Windows 11 has a built-in VPN client that lets you connect to a work VPN, a home server, or a third-party VPN service without installing any additional software. This guide covers how to set up a VPN connection manually, how to connect and disconnect, and how to configure split tunnelling and DNS settings for work use.
What Type of VPN Do You Need?
Before setting up, check which protocol your VPN uses. Windows 11 supports:
- IKEv2 — fast, stable, reconnects automatically. Recommended for business use.
- L2TP/IPsec — widely compatible, slightly slower. Common on older business VPNs.
- SSTP — uses HTTPS port 443, works through most firewalls
- PPTP — old and insecure. Avoid if possible.
- OpenVPN / WireGuard — not built into Windows. Require their own client apps.
If your workplace uses Cisco AnyConnect, Palo Alto GlobalProtect, or a similar enterprise VPN, you will need the vendor’s app — not the built-in Windows VPN. Contact your IT department for the installer.
For third-party consumer VPN services (NordVPN, ProtonVPN etc.), use their own apps rather than the built-in client — they offer more features and are easier to manage.
How to Add a VPN Connection
- Go to Settings → Network & internet → VPN
- Click Add VPN
- Fill in the connection details:
- VPN provider: Windows (built-in)
- Connection name: A name you choose (e.g. “Office VPN”)
- Server name or address: The VPN server address provided by your IT team (e.g. vpn.company.co.uk or an IP address)
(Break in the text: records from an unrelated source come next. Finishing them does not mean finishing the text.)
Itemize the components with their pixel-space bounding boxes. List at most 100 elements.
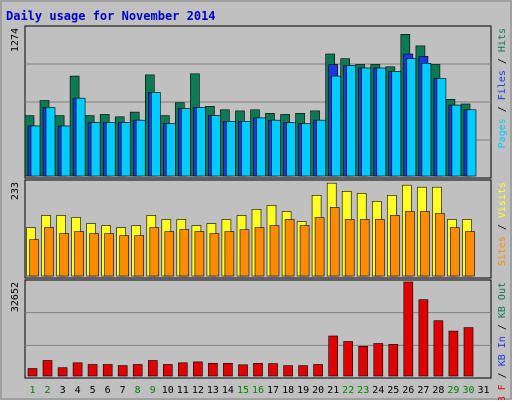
bar: [433, 320, 444, 377]
x-tick-label: 14: [222, 385, 234, 396]
bar: [181, 108, 191, 177]
bar: [27, 368, 38, 377]
legend-entry: Visits: [497, 182, 508, 218]
legend-entry: Pages: [497, 118, 508, 148]
bar: [193, 361, 203, 377]
legend-entry: /: [497, 366, 508, 384]
legend-entry: /: [497, 52, 508, 70]
legend-entry: KB Out: [497, 282, 508, 318]
x-tick-label: 10: [162, 385, 174, 396]
x-tick-label: 12: [192, 385, 204, 396]
bar: [87, 364, 98, 377]
bar: [42, 360, 53, 377]
bar: [435, 213, 445, 277]
bar: [60, 125, 71, 177]
bar: [284, 219, 295, 277]
legend-entry: /: [497, 218, 508, 236]
x-tick-label: 25: [387, 385, 399, 396]
bar: [271, 119, 281, 177]
bar: [465, 231, 475, 277]
bar: [224, 231, 235, 277]
bar: [226, 121, 236, 177]
bar: [45, 107, 56, 177]
bar: [391, 71, 402, 177]
bar: [253, 362, 263, 377]
bar: [269, 225, 280, 277]
bar: [376, 67, 387, 177]
bar: [29, 239, 39, 277]
bar: [299, 225, 310, 277]
x-tick-label: 17: [267, 385, 279, 396]
x-tick-label: 31: [477, 385, 489, 396]
x-tick-label: 1: [29, 385, 35, 396]
legend-entry: Hits: [497, 28, 508, 52]
bar: [450, 227, 460, 277]
x-tick-label: 4: [75, 385, 81, 396]
bar: [389, 215, 400, 277]
series-kb-f: [27, 281, 474, 377]
bar: [179, 229, 190, 277]
bar: [404, 211, 415, 277]
legend-entry: KB In: [497, 336, 508, 366]
x-tick-label: 15: [237, 385, 249, 396]
x-tick-label: 16: [252, 385, 264, 396]
legend-entry: KB F: [497, 384, 508, 400]
bar: [72, 362, 83, 377]
y-max-label: 1274: [10, 28, 21, 52]
panel-visits-sites: 233 Sites / Visits: [10, 179, 508, 279]
bar: [132, 364, 143, 377]
bar: [436, 78, 447, 177]
bar: [241, 121, 251, 177]
bar: [208, 362, 218, 377]
x-tick-label: 11: [177, 385, 189, 396]
bar: [166, 123, 176, 177]
bar: [90, 122, 101, 177]
bar: [418, 299, 429, 377]
bar: [75, 97, 86, 177]
x-tick-label: 6: [105, 385, 111, 396]
x-tick-label: 29: [447, 385, 459, 396]
bar: [374, 219, 385, 277]
x-tick-label: 8: [135, 385, 141, 396]
bar: [119, 235, 129, 277]
bar: [313, 364, 323, 377]
bar: [329, 207, 340, 277]
bar: [268, 363, 278, 377]
x-tick-label: 20: [312, 385, 324, 396]
bar: [164, 231, 175, 277]
bar: [74, 231, 84, 277]
bar: [120, 122, 131, 177]
bar: [178, 362, 188, 377]
bar: [298, 365, 308, 377]
y-max-label: 233: [10, 182, 21, 200]
bar: [105, 122, 116, 177]
legend-kbf: KB F / KB In / KB Out: [497, 282, 508, 400]
bar: [59, 233, 69, 277]
bar: [343, 341, 354, 377]
bar: [420, 211, 430, 277]
bar: [388, 343, 399, 377]
bar: [117, 365, 128, 377]
x-axis-labels: 1 2 3 4 5 6 7 8 9 10 11 12 13 14 15 16 17 18 19 20 21 22 23 24 2…: [29, 385, 489, 396]
x-tick-label: 27: [417, 385, 429, 396]
bar: [44, 227, 54, 277]
bar: [286, 122, 296, 177]
bar: [373, 343, 384, 377]
bar: [448, 330, 459, 377]
bar: [403, 281, 414, 377]
bar: [104, 233, 114, 277]
x-tick-label: 24: [372, 385, 384, 396]
x-tick-label: 3: [60, 385, 66, 396]
legend-entry: /: [497, 318, 508, 336]
bar: [466, 109, 477, 177]
x-tick-label: 19: [297, 385, 309, 396]
bar: [331, 75, 342, 177]
x-tick-label: 28: [432, 385, 444, 396]
series-sites: [29, 207, 475, 277]
bar: [421, 62, 432, 177]
panel-hits-files-pages: 1274 Pages / Files / Hits: [10, 25, 508, 179]
bar: [301, 123, 311, 177]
- VPN type: Select the protocol (IKEv2, L2TP/IPsec, SSTP, or PPTP). If unsure, try IKEv2 first.
- Type of sign-in info: Username and password is the most common
- Username and password: Enter your credentials (these can also be entered at connection time)
- Click Save
How to Connect and Disconnect
Once added, there are several ways to connect:
- Taskbar: Click the network icon in the system tray → click the VPN entry → click Connect
- Settings: Go to Settings → Network & internet → VPN → click your VPN → Connect
- Quick Settings: Press Win + A to open Quick Settings — if VPN is pinned here, you can toggle it
To disconnect, click Disconnect in the same location.
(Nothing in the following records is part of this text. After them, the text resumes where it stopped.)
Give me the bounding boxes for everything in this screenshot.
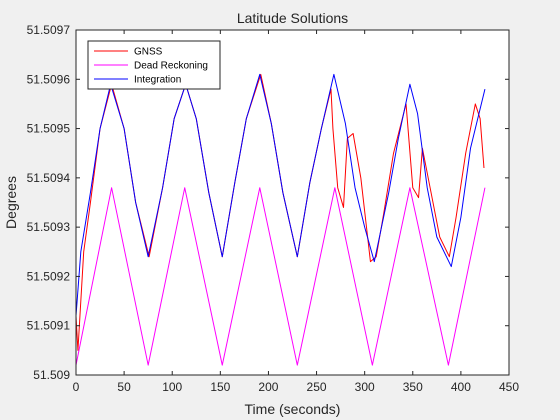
- x-tick-label: 450: [499, 380, 519, 394]
- x-tick-label: 250: [307, 380, 327, 394]
- y-tick-label: 51.5092: [27, 269, 71, 283]
- legend-entry: Dead Reckoning: [134, 61, 208, 72]
- x-axis-label: Time (seconds): [245, 401, 341, 417]
- x-tick-label: 300: [355, 380, 375, 394]
- y-tick-label: 51.5095: [27, 122, 71, 136]
- y-tick-label: 51.509: [33, 368, 70, 382]
- legend-entry: GNSS: [134, 47, 163, 58]
- x-tick-label: 100: [162, 380, 182, 394]
- y-tick-label: 51.5093: [27, 220, 71, 234]
- x-tick-label: 200: [258, 380, 278, 394]
- chart-title: Latitude Solutions: [237, 10, 348, 26]
- y-tick-label: 51.5091: [27, 319, 71, 333]
- x-tick-label: 400: [451, 380, 471, 394]
- series-line-3: [75, 73, 486, 316]
- x-tick-label: 50: [117, 380, 131, 394]
- y-axis-label: Degrees: [3, 176, 19, 229]
- x-tick-label: 150: [210, 380, 230, 394]
- series-line-2: [75, 187, 486, 366]
- y-tick-label: 51.5097: [27, 23, 71, 37]
- legend-entry: Integration: [134, 75, 181, 86]
- y-tick-label: 51.5096: [27, 72, 71, 86]
- plot-frame: [75, 29, 510, 376]
- ticks-layer: 0 50 100 150 200 250 300 350 400 450 51.509 51.5091…: [27, 23, 520, 394]
- y-tick-label: 51.5094: [27, 171, 71, 185]
- series-layer: [75, 73, 486, 366]
- x-tick-label: 350: [403, 380, 423, 394]
- x-tick-label: 0: [73, 380, 80, 394]
- legend: GNSS Dead Reckoning Integration: [87, 40, 221, 90]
L2TP/IPsec — Additional Settings
L2TP/IPsec often requires a pre-shared key (also called a shared secret). To add this:
- Go to Settings → Network & internet → VPN
- Click your VPN connection → Advanced options
- Click Edit
- Enter the pre-shared key in the Pre-shared key field
How to Configure VPN DNS Settings
For work VPNs, you may need to configure DNS to resolve internal company hostnames (like fileserver.company.local) through the VPN tunnel.
Open the Network Connections panel: press Win + R, type ncpa.cpl, press Enter. Right-click your VPN adapter → Properties → Internet Protocol Version 4 (TCP/IPv4) → Properties → Advanced → DNS. Add your company’s DNS server IP addresses here.
Split Tunnelling
By default, when you connect to a VPN, all internet traffic goes through the VPN tunnel — including browsing, streaming, and everything else. This is called full tunnel mode and can slow down your connection.
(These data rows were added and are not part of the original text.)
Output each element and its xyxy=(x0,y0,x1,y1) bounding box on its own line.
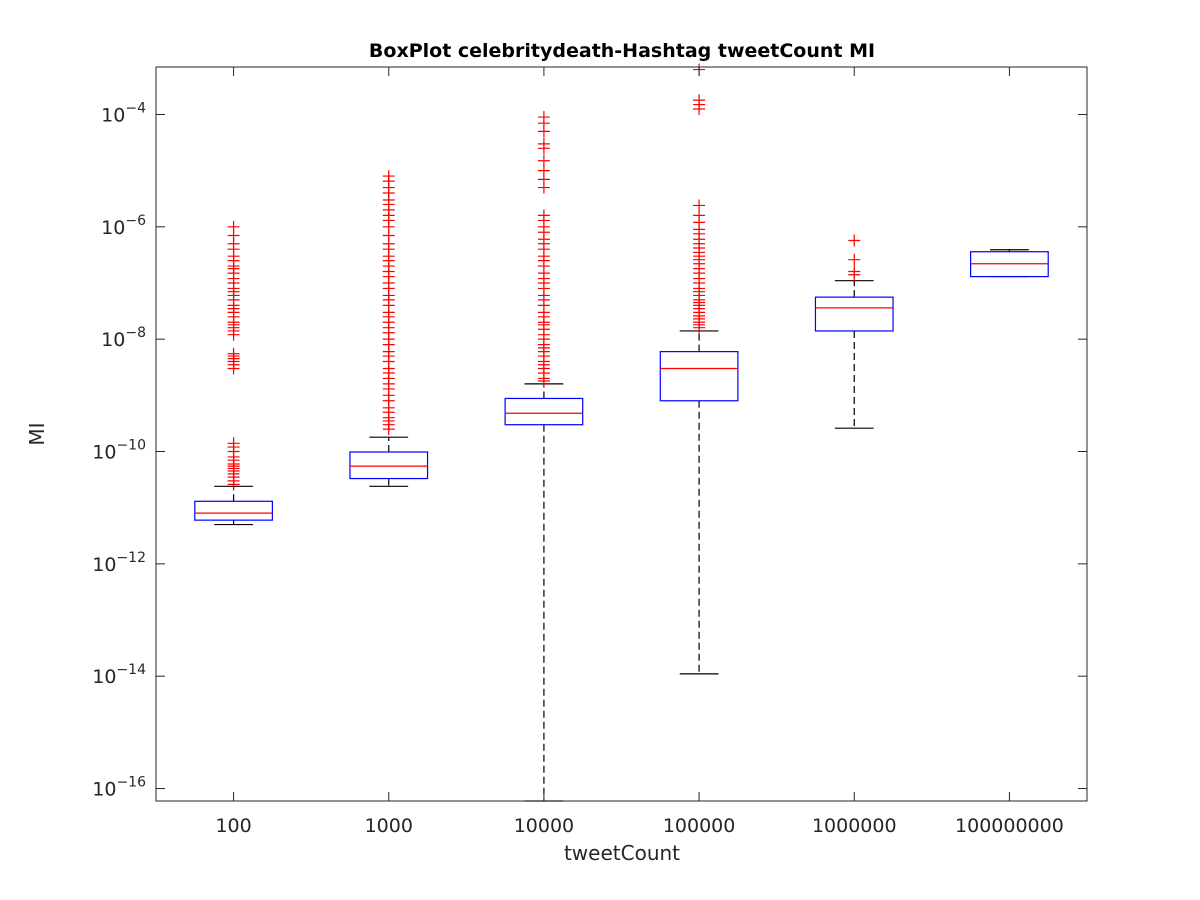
iqr-box xyxy=(504,397,584,426)
iqr-box xyxy=(814,296,894,332)
y-axis-label: MI xyxy=(25,422,49,445)
outlier-marker xyxy=(693,94,706,107)
y-tick-label: 10−12 xyxy=(92,550,146,576)
plot-area xyxy=(156,67,1087,801)
outlier-marker xyxy=(227,437,240,450)
y-tick-label: 10−6 xyxy=(101,213,146,239)
y-tick-label: 10−8 xyxy=(101,325,146,351)
outlier-marker xyxy=(693,199,706,212)
box-100 xyxy=(194,220,273,526)
box-10000 xyxy=(504,111,584,802)
chart-title: BoxPlot celebritydeath-Hashtag tweetCoun… xyxy=(369,40,875,62)
iqr-box xyxy=(659,351,739,402)
y-tick-label: 10−4 xyxy=(101,100,146,126)
axes-layer: 10−16 10−14 10−12 10−10 10−8 10−6 10−4 100 1000 1… xyxy=(92,66,1088,837)
x-tick-label: 1000 xyxy=(365,815,413,837)
x-tick-label: 1000000 xyxy=(812,815,897,837)
box-100000 xyxy=(659,63,739,675)
outlier-marker xyxy=(537,209,550,222)
plot-layer xyxy=(194,63,1049,802)
x-axis-label: tweetCount xyxy=(564,841,680,865)
outlier-marker xyxy=(382,170,395,183)
box-1000 xyxy=(349,170,429,487)
outlier-marker xyxy=(848,265,861,278)
x-tick-label: 100 xyxy=(215,815,251,837)
x-tick-label: 100000 xyxy=(663,815,736,837)
axes-frame xyxy=(155,66,1088,802)
box-100000000 xyxy=(970,249,1049,278)
box-1000000 xyxy=(814,234,894,429)
x-tick-label: 100000000 xyxy=(955,815,1064,837)
outlier-marker xyxy=(227,347,240,360)
outlier-marker xyxy=(537,111,550,124)
iqr-box xyxy=(349,451,429,480)
x-tick-label: 10000 xyxy=(514,815,574,837)
y-tick-label: 10−10 xyxy=(92,438,146,464)
outlier-marker xyxy=(227,220,240,233)
outlier-marker xyxy=(848,234,861,247)
iqr-box xyxy=(194,500,273,521)
outlier-marker xyxy=(537,137,550,150)
y-tick-label: 10−14 xyxy=(92,662,146,688)
outlier-marker xyxy=(537,154,550,167)
y-tick-label: 10−16 xyxy=(92,775,146,801)
outlier-marker xyxy=(848,253,861,266)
Split tunnelling sends only traffic destined for the corporate network through the VPN, while normal internet traffic uses your direct connection. The Windows built-in VPN client does not have a simple toggle for this — it requires a PowerShell command to disable the default gateway on the VPN adapter:
Set-VpnConnection -Name "Office VPN" -SplitTunneling $TrueRun this in PowerShell as Administrator, replacing “Office VPN” with your connection name. To revert to full tunnel:
Set-VpnConnection -Name "Office VPN" -SplitTunneling $FalseHow to Set a VPN to Connect Automatically
Windows 11 does not have a built-in always-on toggle for VPN in the GUI, but you can configure IKEv2 VPNs to reconnect automatically after being interrupted using PowerShell:
Set-VpnConnection -Name "Office VPN" -RememberCredential $TrueFor true always-on VPN (connecting before user login), this requires configuration via Group Policy and is typically managed by an IT administrator.
Troubleshooting
Error 691 — Authentication Failed
The username or password is incorrect. Double-check the credentials and ensure you are using the right account — domain accounts usually require the format DOMAIN\username.
Error 809 — Cannot Establish the VPN Connection
The VPN server is unreachable or blocked. Check:
- The server address is correct
- UDP port 500 and 4500 are not blocked by your firewall (for IKEv2)
- Your internet connection is working
- Try SSTP instead of IKEv2 — it uses port 443 and is rarely blocked
Error 789 — L2TP Connection Failed
Usually a pre-shared key mismatch or missing IPsec policy. Confirm the pre-shared key with your IT team. Also check that the IPsec Policy Agent service is running: open Services (search in Start), find IPsec Policy Agent and ensure it is set to Automatic and running.
Connected but Cannot Access Internal Resources
DNS is not resolving internal hostnames. Add your company DNS server address to the VPN adapter’s DNS settings (see the DNS configuration section above).